Closed wangqinghuan closed 3 years ago
@wangqinghuan unfortunately, kerberos is the one of very few aspects of the client that was implemented by comparing to other code and reading how things "should" work, and I was not able to test kerberos flow locally.
I'd be happy to help debug interactively debug this in the discord channel, if you have time. Alternatively, if you have a really easy way I can setup a kerberos environment (like, a dockerfile that I can run and then connect to), I'd be happy to debug with that as well. The last time I tried kerberos I spent two nights learning and trying to set things up and got essentially nowhere.
As a last ditch alternative, I could just push a branch with a ton of debug printlns, and you could try that out (this is what I'd plan to do interactively in discord, so doing it non-interactively will just have a lot more delay).
Let me know if any of these debugging proposals would work for you, or if you have a better idea. Sorry for the problems!
Lmk if you have an update / thoughts, otherwise I'll be closing this in a few days.
Hi twmb, you can not debug code interactively because of it's in a private cloud of government. Currently, I have changed to sarama to collect kafka metrics successfully. However, I wish you could push a branch that help prints more debug log, let's find the reason why SASL init failed.
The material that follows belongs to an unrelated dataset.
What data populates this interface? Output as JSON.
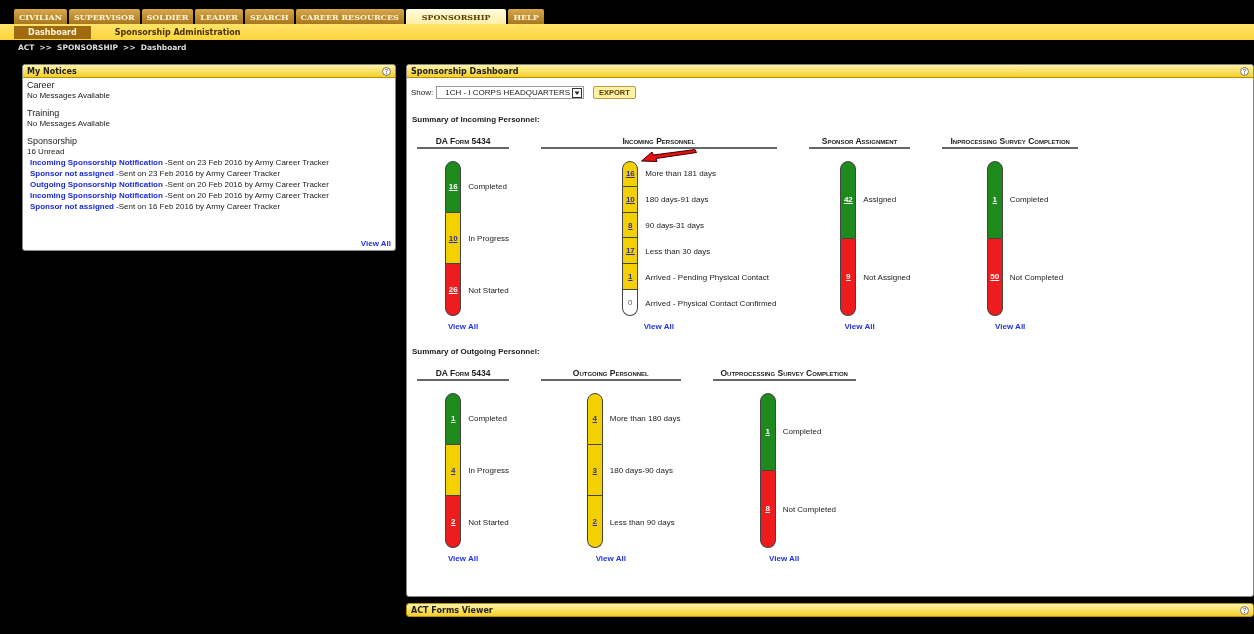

Is it possible for you to try this commit https://github.com/twmb/franz-go/commit/88e131d52265781774028c9de6fabad8bc2fc960 ? I think you'd need to edit kminion's go.mod directly to point to that commit.
not works and the same error. Would you have anyt other ideas about this error? I will try to setup a kerberos dcoker env recently if have time.
That's a big bummer. I spent a good few hours walking through this confluent guide, but it doesn't actually show in the end how to integrate Kafka with that, and it papers over a lot of instructions, especially if you're on linux, so I couldn't set up kerberos successfully.
I then walked through the Sarama code and modified it so that I had a predefined ticket & encryption key, as well as authenticator time, and hardcoded those same ticket / enc key / auth times into my client, and compared a write from my client to a write from the sarama client. That's where I noticed the one (1) byte was off, and I fixed that. Unfortunately, I can't compare the flow for the second challenge because that requires the setup to actually be working. So, this test should have shown that, with the same input client, sarama and this should behave the same.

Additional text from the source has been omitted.